Setiap hari saya selalu berpikir apa yang harus saya berikan besok untuk anak-anak? Selalu merancang sebuah pembelajaran yang menyenangkan, mulai menggunakan aplikasi yang dinginkan oleh anak-anak sehingga saya selalu bisa mengontrol kehadiran mereka setiap hari. Selalu mengingaktkan mereka untuk membuat tugas, istirahat, makan dan selalu mengingatkan agar mereka menjaga kondisi masing-masing. Anak terkadang membutuhkan perhatian dari gurunya.  Siapapun yang diberikan perhatian akan muncul rasa senang dan merasakan bahwa dia bernilai dimata kita. Tetapi perhatian yang kita berikan jangan sampai berlebihan dan justru membuat mereka menjadi siswa yang manja.

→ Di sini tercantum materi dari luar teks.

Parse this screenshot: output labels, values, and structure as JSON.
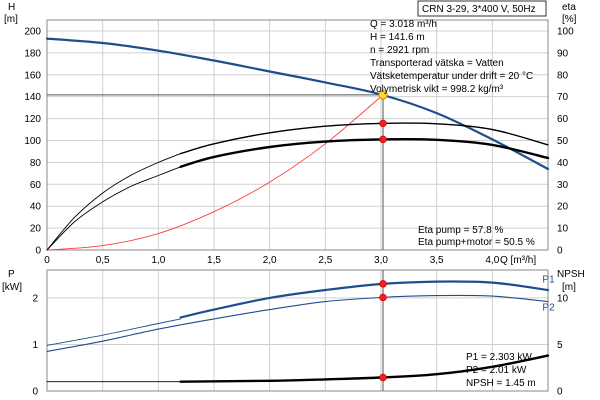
{
  "chart_data": [
    {
      "type": "line",
      "panel": "performance",
      "title": "CRN 3-29, 3*400 V, 50Hz",
      "left_axis": {
        "label": "H",
        "unit": "[m]",
        "ticks": [
          "0",
          "20",
          "40",
          "60",
          "80",
          "100",
          "120",
          "140",
          "160",
          "180",
          "200"
        ],
        "ylim": [
          0,
          210
        ]
      },
      "right_axis": {
        "label": "eta",
        "unit": "[%]",
        "ticks": [
          "0",
          "10",
          "20",
          "30",
          "40",
          "50",
          "60",
          "70",
          "80",
          "90",
          "100"
        ],
        "ylim": [
          0,
          105
        ]
      },
      "x_axis": {
        "label": "Q [m³/h]",
        "ticks": [
          "0",
          "0,5",
          "1,0",
          "1,5",
          "2,0",
          "2,5",
          "3,0",
          "3,5",
          "4,0"
        ],
        "xlim": [
          0,
          4.5
        ]
      },
      "grid": true,
      "info_lines": [
        "Q = 3.018 m³/h",
        "H = 141.6 m",
        "n = 2921 rpm",
        "Transporterad vätska = Vatten",
        "Vätsketemperatur under drift = 20 °C",
        "Volymetrisk vikt = 998.2 kg/m³"
      ],
      "eta_lines": [
        "Eta pump = 57.8 %",
        "Eta pump+motor = 50.5 %"
      ],
      "duty_point": {
        "q": 3.018,
        "h": 141.6
      },
      "series": [
        {
          "role": "head-curve",
          "axis": "left",
          "color": "#1f4e8c",
          "x": [
            0,
            0.5,
            1.0,
            1.5,
            2.0,
            2.5,
            3.0,
            3.5,
            4.0,
            4.5
          ],
          "y": [
            193,
            189,
            182,
            173,
            163,
            153,
            142,
            125,
            101,
            74
          ]
        },
        {
          "role": "system-curve",
          "axis": "left",
          "color": "#ff3b3b",
          "x": [
            0,
            0.5,
            1.0,
            1.5,
            2.0,
            2.5,
            3.018
          ],
          "y": [
            0,
            4,
            15,
            35,
            62,
            97,
            141.6
          ]
        },
        {
          "role": "eta-pump-thin",
          "axis": "right",
          "color": "#000000",
          "x": [
            0,
            0.25,
            0.5,
            0.75,
            1.0,
            1.2
          ],
          "y": [
            0,
            15,
            26,
            34,
            40,
            44
          ]
        },
        {
          "role": "eta-pump",
          "axis": "right",
          "color": "#000000",
          "x": [
            1.2,
            1.5,
            2.0,
            2.5,
            3.0,
            3.5,
            4.0,
            4.5
          ],
          "y": [
            44,
            48.5,
            53.5,
            56.5,
            57.8,
            57.6,
            55,
            48
          ]
        },
        {
          "role": "eta-pump-motor-thin",
          "axis": "right",
          "color": "#000000",
          "x": [
            0,
            0.25,
            0.5,
            0.75,
            1.0,
            1.2
          ],
          "y": [
            0,
            13,
            22,
            29,
            34,
            38
          ]
        },
        {
          "role": "eta-pump-motor",
          "axis": "right",
          "color": "#000000",
          "x": [
            1.2,
            1.5,
            2.0,
            2.5,
            3.0,
            3.5,
            4.0,
            4.5
          ],
          "y": [
            38,
            42.5,
            47,
            49.5,
            50.5,
            50.3,
            48,
            42
          ]
        }
      ],
      "markers": [
        {
          "axis": "left",
          "x": 3.018,
          "y": 141.6,
          "style": "duty"
        },
        {
          "axis": "right",
          "x": 3.018,
          "y": 57.8,
          "style": "point"
        },
        {
          "axis": "right",
          "x": 3.018,
          "y": 50.5,
          "style": "point"
        }
      ]
    },
    {
      "type": "line",
      "panel": "power-npsh",
      "left_axis": {
        "label": "P",
        "unit": "[kW]",
        "ticks": [
          "0",
          "1",
          "2"
        ],
        "ylim": [
          0,
          2.6
        ]
      },
      "right_axis": {
        "label": "NPSH",
        "unit": "[m]",
        "ticks": [
          "0",
          "5",
          "10"
        ],
        "ylim": [
          0,
          13
        ]
      },
      "xlim": [
        0,
        4.5
      ],
      "grid": true,
      "info_lines": [
        "P1 = 2.303 kW",
        "P2 = 2.01 kW",
        "NPSH = 1.45 m"
      ],
      "series": [
        {
          "name": "P1",
          "role": "p1-thin",
          "axis": "left",
          "color": "#1f4e8c",
          "x": [
            0,
            0.5,
            1.0,
            1.2
          ],
          "y": [
            0.98,
            1.2,
            1.45,
            1.55
          ]
        },
        {
          "name": "P1",
          "role": "p1",
          "axis": "left",
          "color": "#1f4e8c",
          "x": [
            1.2,
            1.5,
            2.0,
            2.5,
            3.0,
            3.5,
            4.0,
            4.5
          ],
          "y": [
            1.58,
            1.75,
            2.0,
            2.17,
            2.3,
            2.35,
            2.33,
            2.17
          ]
        },
        {
          "name": "P2",
          "role": "p2",
          "axis": "left",
          "color": "#1f4e8c",
          "x": [
            0,
            0.5,
            1.0,
            1.5,
            2.0,
            2.5,
            3.0,
            3.5,
            4.0,
            4.5
          ],
          "y": [
            0.85,
            1.07,
            1.33,
            1.55,
            1.75,
            1.92,
            2.01,
            2.05,
            2.04,
            1.92
          ]
        },
        {
          "name": "NPSH",
          "role": "npsh-thin",
          "axis": "right",
          "color": "#000000",
          "x": [
            0,
            0.5,
            1.0,
            1.2
          ],
          "y": [
            1.0,
            1.0,
            1.0,
            1.0
          ]
        },
        {
          "name": "NPSH",
          "role": "npsh",
          "axis": "right",
          "color": "#000000",
          "x": [
            1.2,
            2.0,
            2.5,
            3.0,
            3.5,
            4.0,
            4.5
          ],
          "y": [
            1.0,
            1.1,
            1.25,
            1.45,
            1.8,
            2.6,
            3.8
          ]
        }
      ],
      "series_labels": [
        {
          "text": "P1",
          "axis": "left",
          "x": 4.45,
          "y": 2.33
        },
        {
          "text": "P2",
          "axis": "left",
          "x": 4.45,
          "y": 1.73
        }
      ],
      "markers": [
        {
          "axis": "left",
          "x": 3.018,
          "y": 2.303,
          "style": "point"
        },
        {
          "axis": "left",
          "x": 3.018,
          "y": 2.01,
          "style": "point"
        },
        {
          "axis": "right",
          "x": 3.018,
          "y": 1.45,
          "style": "point"
        }
      ]
    }
  ]
}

Saya selalu memadukan aplikasi pembelajaran yang tidak hanya terpaku pada satu media atau aplikasi pembelajaran tertentu. Salah satunya dengan Zoom meetings, Google Classroom, Melajah.id, WhatsApp, Schoology serta media-media lainnya yang mendukung pembelajaran. Dengan cara itu siswa merasa memiliki sebuah pilihan dan cara untuk selalu bisa ikut belajar dan tidak ada alasan untuk mereka tidak ikut kecuali siswa yang sakit. Saya selalu memberikan bimbingan bagi siswa yang tak mampu menggunakan aplikasi pembelajaran, mendatangkan ke sekolah atau melakukan kunjungan ke rumah siswa bersama guru BK agar mereka benar suskses menggunakan teknologi dan media pembelajaran.

Masa pandemi saya tak bisa banyak melakukan hal, hanya bisa menciptakan rasa nyaman bagi siswa saya sendiri. Dengan rasa nayaman otomatis pembelajaran PJJ akan lebih menyenagkan dan lebih bermakna bagi mereka. Mendukung dan memotivasi kegiatanya yang mereka lakukan selama apa yang mereka lakukan positif dan memiliki nilai bekmana bagi mereka.

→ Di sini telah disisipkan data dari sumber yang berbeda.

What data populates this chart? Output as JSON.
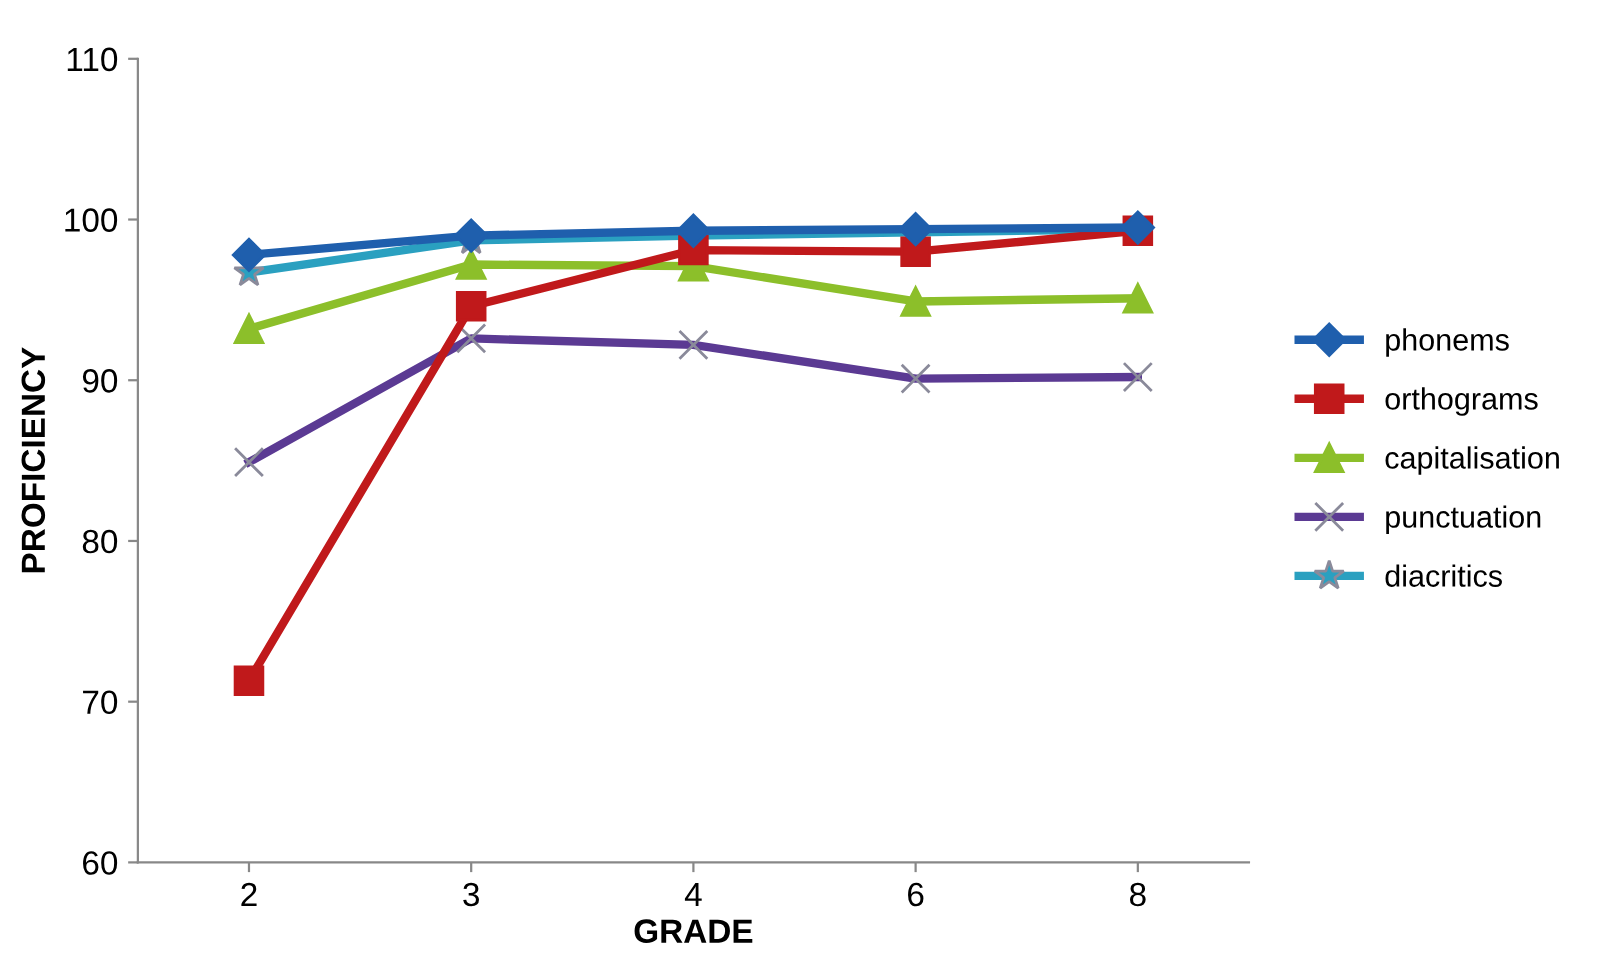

Seorang anak memiliki gelagat, bakat, dan talenta yang di bawanya sejak lahir dari sang pencipta, sebagai seorang guru kita harus bisa menuntunnya untuk selamat lahir batin, dan merdeka lahir batin. Biarkanlah mereka berkeativiatas dengan mandiri sesuai dengan keinginannya. Jangan pernah menyalahkan atau pun memojokkan siswa dalam kesalahan apapun. Tuntunlah mereka dengan cara yang halus dan sesuai dengan kondisi yang situasi siswa itu sendiri. 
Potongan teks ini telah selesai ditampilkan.